With oil prices remaining highly volatile there are many forecasts and predictions circulating in the public domain. While many of these forecasts and predictions rely on uncertain assumptions about interdependent factors we wanted to use our TGS Well Performance Data to look at implications of certain cost cutting measures.
Reducing cost is top of mind for all operators, and especially so for short-cycle shale producers.
The two initiatives operators are pursuing are:
- Reducing Capex by reducing rig count and frac crews
- Reducing Opex by potentially shutting in lower producing wells
We put together forecasts for three different scenarios, all representing extreme courses of action and worst case situations:
- No New Drills: What would average daily oil production in December 2020 look like if all operators stopped drilling in May and there were no new wells coming online?

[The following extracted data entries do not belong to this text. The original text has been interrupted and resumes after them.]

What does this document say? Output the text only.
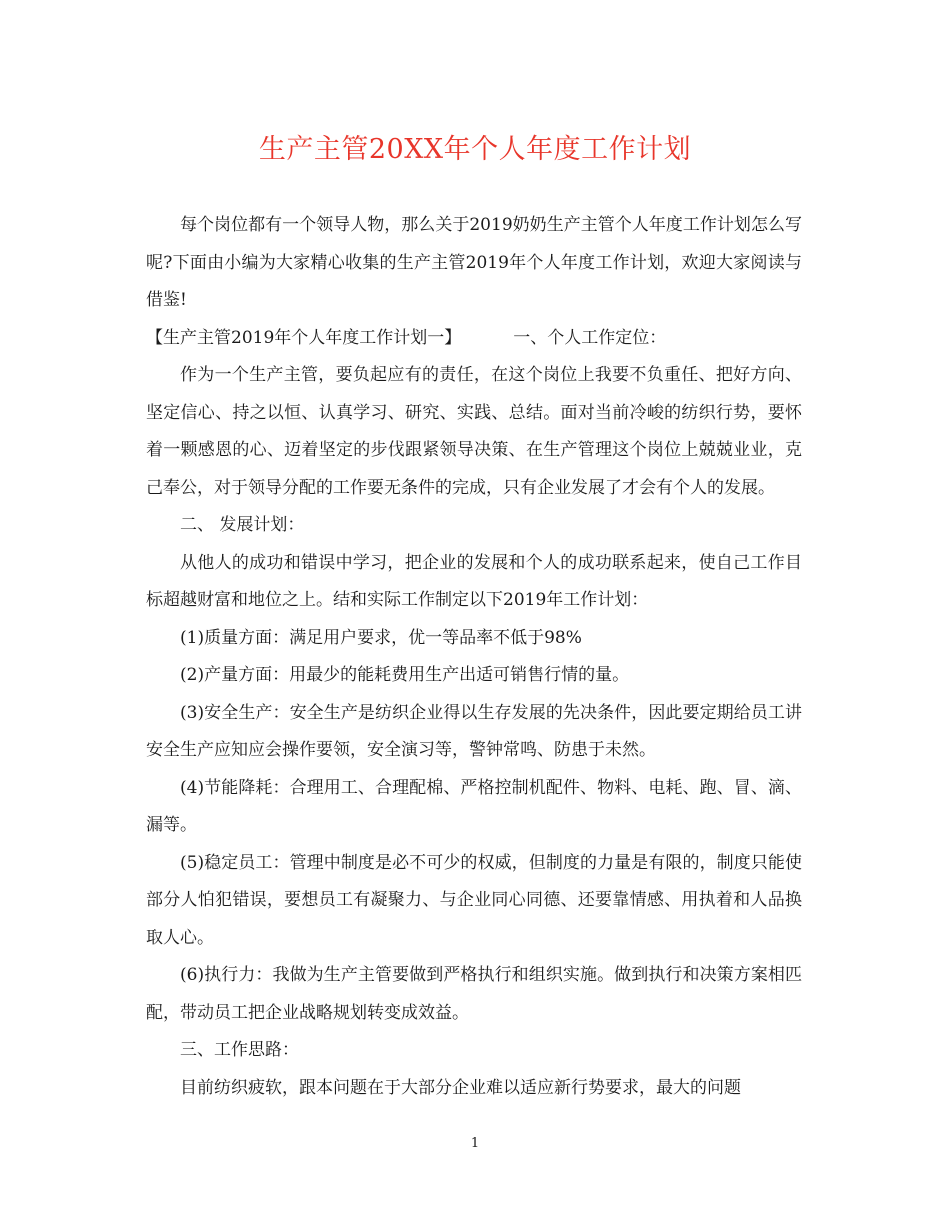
生产主管20XX年个人年度工作计划

每个岗位都有一个领导人物，那么关于2019奶奶生产主管个人年度工作计划怎么写呢?下面由小编为大家精心收集的生产主管2019年个人年度工作计划，欢迎大家阅读与借鉴!

【生产主管2019年个人年度工作计划一】	一、个人工作定位：

作为一个生产主管，要负起应有的责任，在这个岗位上我要不负重任、把好方向、坚定信心、持之以恒、认真学习、研究、实践、总结。面对当前冷峻的纺织行势，要怀着一颗感恩的心、迈着坚定的步伐跟紧领导决策、在生产管理这个岗位上兢兢业业，克己奉公，对于领导分配的工作要无条件的完成，只有企业发展了才会有个人的发展。

二、 发展计划：

从他人的成功和错误中学习，把企业的发展和个人的成功联系起来，使自己工作目标超越财富和地位之上。结和实际工作制定以下2019年工作计划：

(1)质量方面：满足用户要求，优一等品率不低于98%

(2)产量方面：用最少的能耗费用生产出适可销售行情的量。

(3)安全生产：安全生产是纺织企业得以生存发展的先决条件，因此要定期给员工讲安全生产应知应会操作要领，安全演习等，警钟常鸣、防患于未然。

(4)节能降耗：合理用工、合理配棉、严格控制机配件、物料、电耗、跑、冒、滴、漏等。

(5)稳定员工：管理中制度是必不可少的权威，但制度的力量是有限的，制度只能使部分人怕犯错误，要想员工有凝聚力、与企业同心同德、还要靠情感、用执着和人品换取人心。

(6)执行力：我做为生产主管要做到严格执行和组织实施。做到执行和决策方案相匹配，带动员工把企业战略规划转变成效益。

三、工作思路：

目前纺织疲软，跟本问题在于大部分企业难以适应新行势要求，最大的问题

1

- No New Drills + Shutting In Stripper Wells: What if in addition operators decided to also shut in the lowest of the low producers, i.e. stripper wells producing less than 15 bpd?
- No New Drills + Shutting In Stripper Wells and more Low Producers: What if the previous Capex and Opex reductions weren’t enough and operators also shut in Low Producers with less than 100 bpd, a threshold commonly referenced?
Our models predict that:
- Discounting all drilling and fracking activity for the rest of the year going forward, total US production would decline by 40%.

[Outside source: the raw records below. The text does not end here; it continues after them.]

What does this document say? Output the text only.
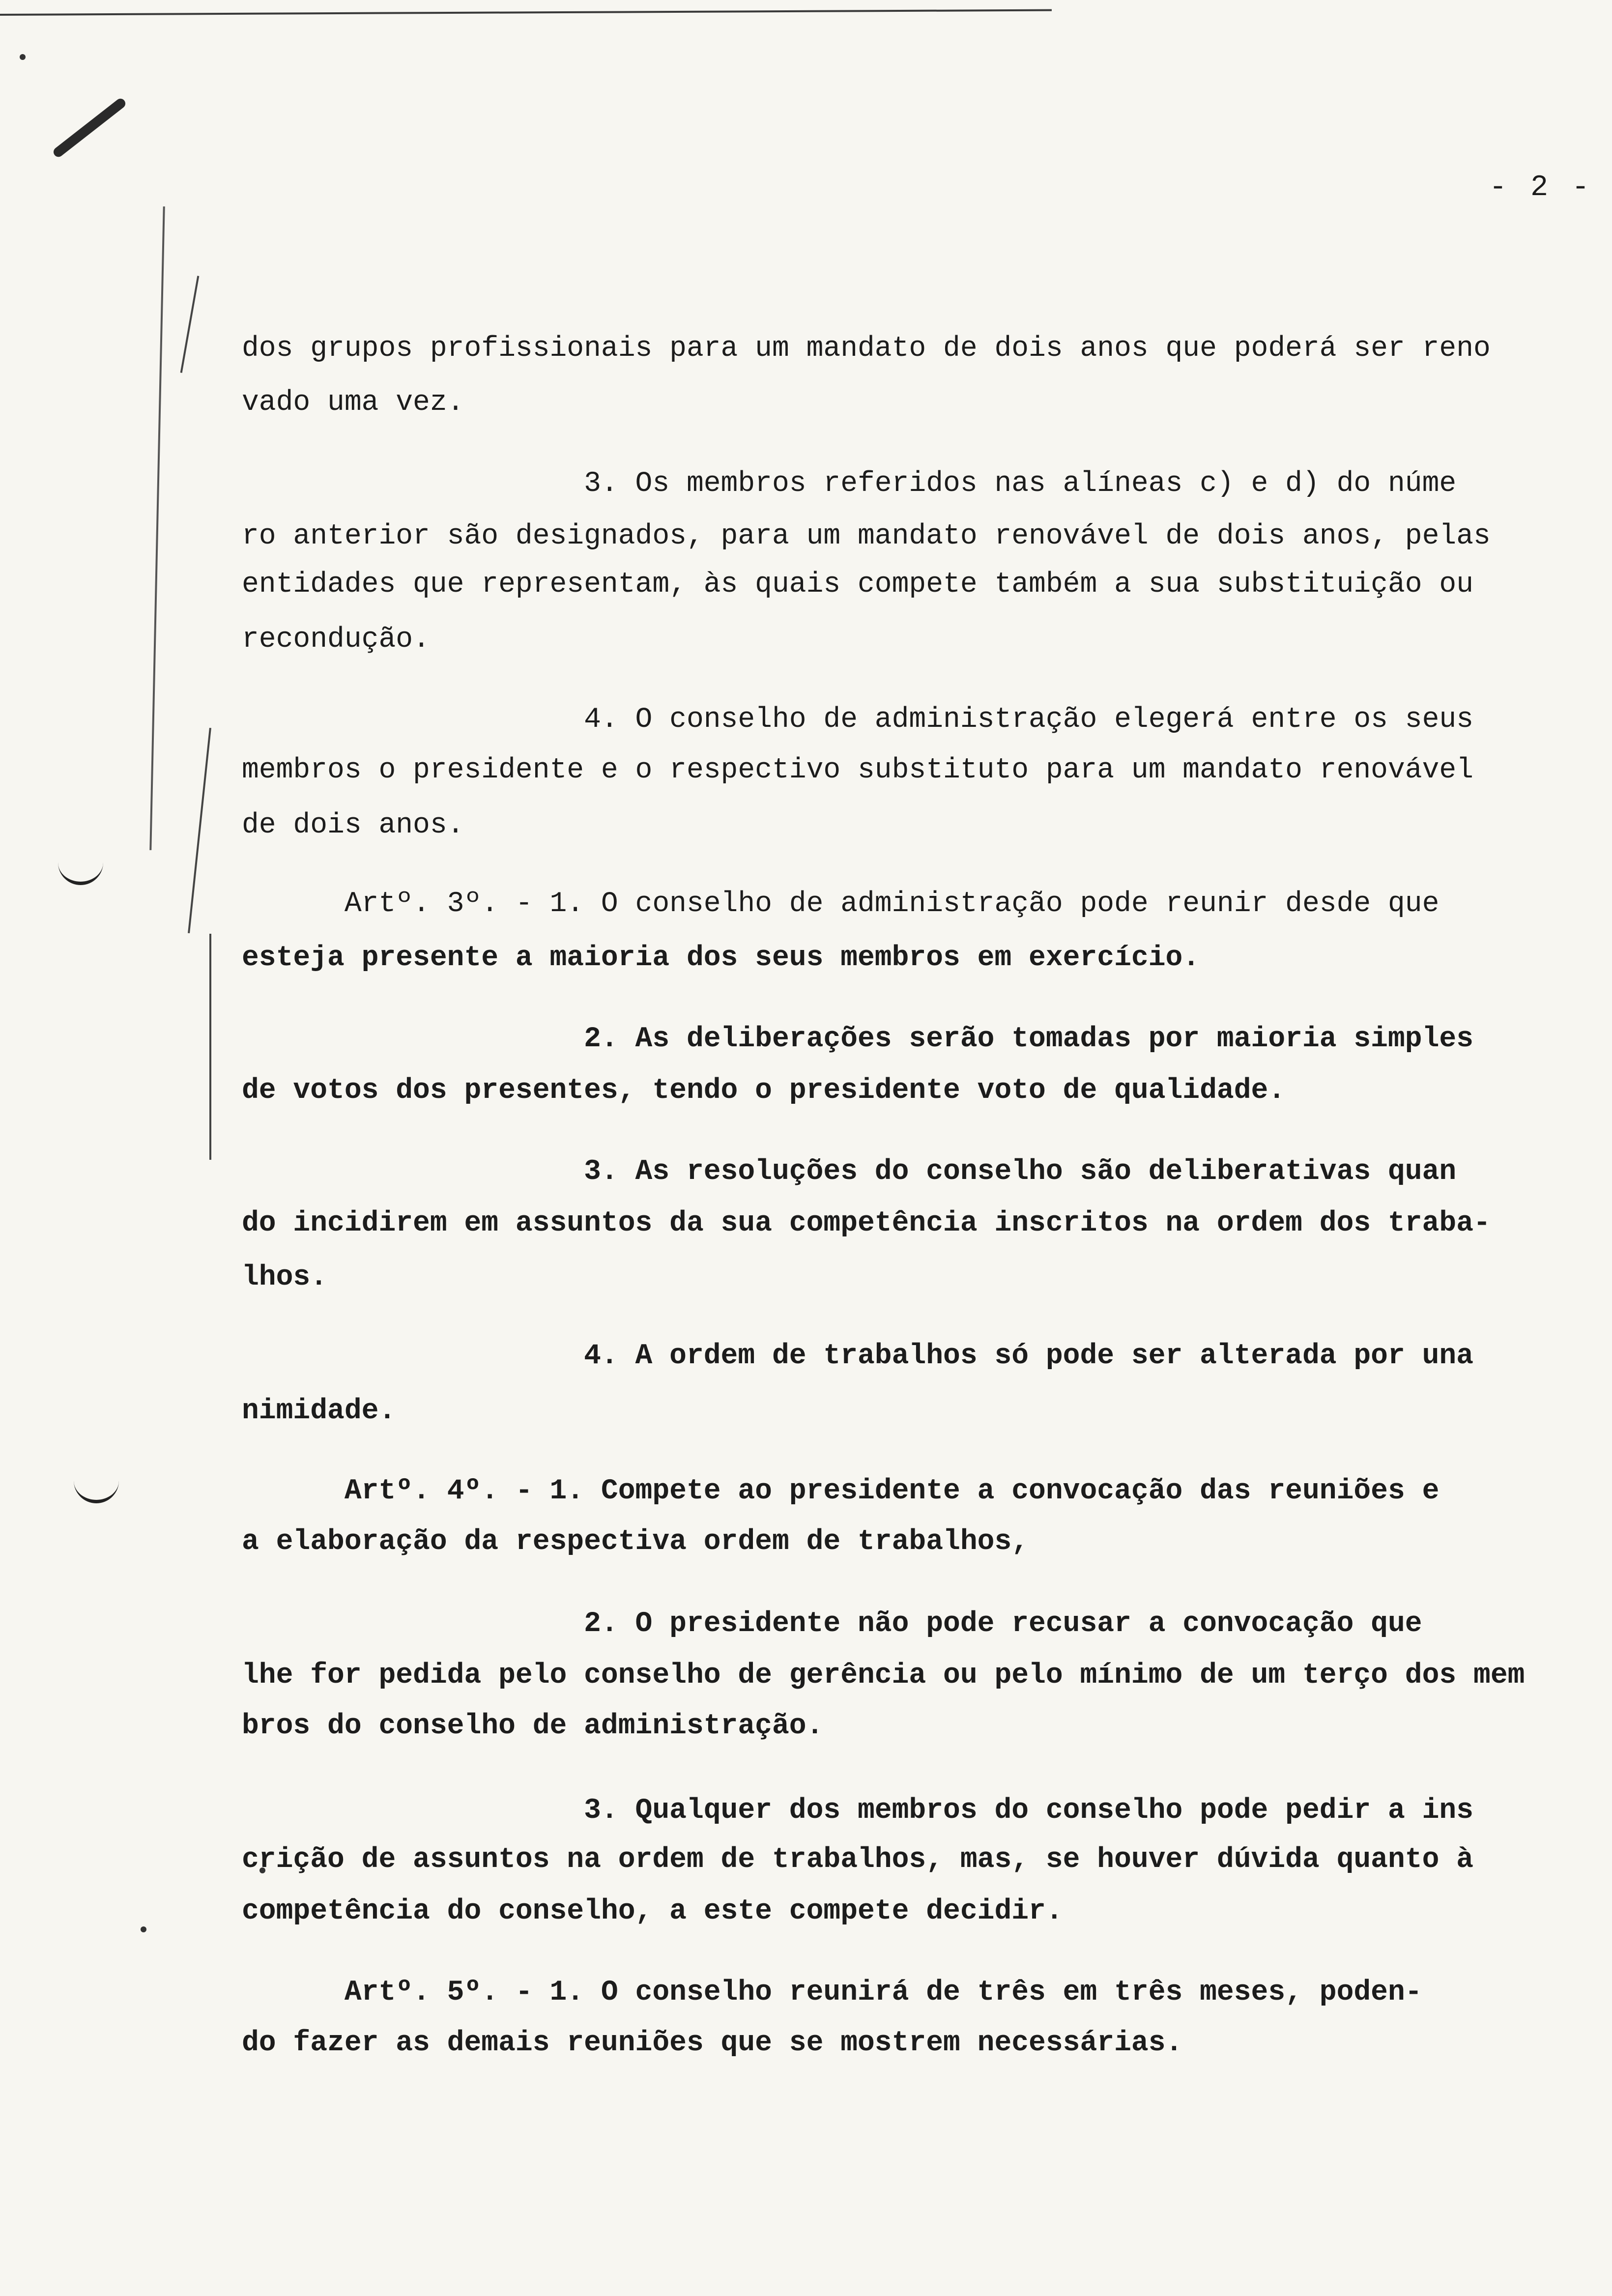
- 2 -
dos grupos profissionais para um mandato de dois anos que poderá ser reno
vado uma vez.
3. Os membros referidos nas alíneas c) e d) do núme
ro anterior são designados, para um mandato renovável de dois anos, pelas
entidades que representam, às quais compete também a sua substituição ou
recondução.
4. O conselho de administração elegerá entre os seus
membros o presidente e o respectivo substituto para um mandato renovável
de dois anos.
Artº. 3º. - 1. O conselho de administração pode reunir desde que
esteja presente a maioria dos seus membros em exercício.
2. As deliberações serão tomadas por maioria simples
de votos dos presentes, tendo o presidente voto de qualidade.
3. As resoluções do conselho são deliberativas quan
do incidirem em assuntos da sua competência inscritos na ordem dos traba-
lhos.
4. A ordem de trabalhos só pode ser alterada por una
nimidade.
Artº. 4º. - 1. Compete ao presidente a convocação das reuniões e
a elaboração da respectiva ordem de trabalhos,
2. O presidente não pode recusar a convocação que
lhe for pedida pelo conselho de gerência ou pelo mínimo de um terço dos mem
bros do conselho de administração.
3. Qualquer dos membros do conselho pode pedir a ins
crição de assuntos na ordem de trabalhos, mas, se houver dúvida quanto à
competência do conselho, a este compete decidir.
Artº. 5º. - 1. O conselho reunirá de três em três meses, poden-
do fazer as demais reuniões que se mostrem necessárias.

- Shutting in wells producing less than 100 bpd would result in a further decrease of 20%, or 2.55 mmbpd.
Figure 1 – Oil Production Scenarios
- Scenario #1: Compared to average daily production for December 2019, not bringing any new wells online starting in May results in a reduction of about 40% by the end of the year. This illustrates the contribution of rapidly declining shale wells which make up a substantial portion of today’s US production.
- Scenario #2: If in addition to laying down rigs and frac crews, operators also shut in super low producing stripper wells, US oil production would be cut in half by the end of the year.
- Scenario #3: If operators also decided to shut in other low producers (<100 bpd), another 1.45 mmbpd would be taken offline.
Texas is the state most impacted in all scenarios due to the level of drilling activity and amount of producing wellbores compared to other states. New well production makes up 60% of production illustrating the impact of a concentration of unconventional basins in the state.
Gulf of Mexico production is fairly stable between all scenarios and compared to 2019. The GoM shows a significantly lower level of new wells coming online every year, so a drop in drilling activity will have little impact on overall production. In addition, these wells have significantly higher flow rates and significantly lower declines than onshore wells, and none fall in the stripper well or low producer <100 bpd categories.
This analysis is part of a series of quick insights we are releasing in light of the current environment and will be publishing over the next weeks. Future articles will address the following questions:
- Does shutting in wells result in a decrease in long-term performance?
With operators considering shutting in less profitable wells, we will compare productivity before and after shut-in and investigate the impact of shut-in time on the potential degradation in long-term performance.
- How do Drilled but Uncompleted (DUC) wells perform compared to wells completed right after drilling?
Since fracking costs can make up more than 50% of total well cost, deferring completions is a popular way to develop inventory that can be brought online quickly when prices recover while fulfillling drilling and lease obligations. We will look at data from the last downturn in 2014 to see how DUCs compare to regular wells in terms of long-term productivity.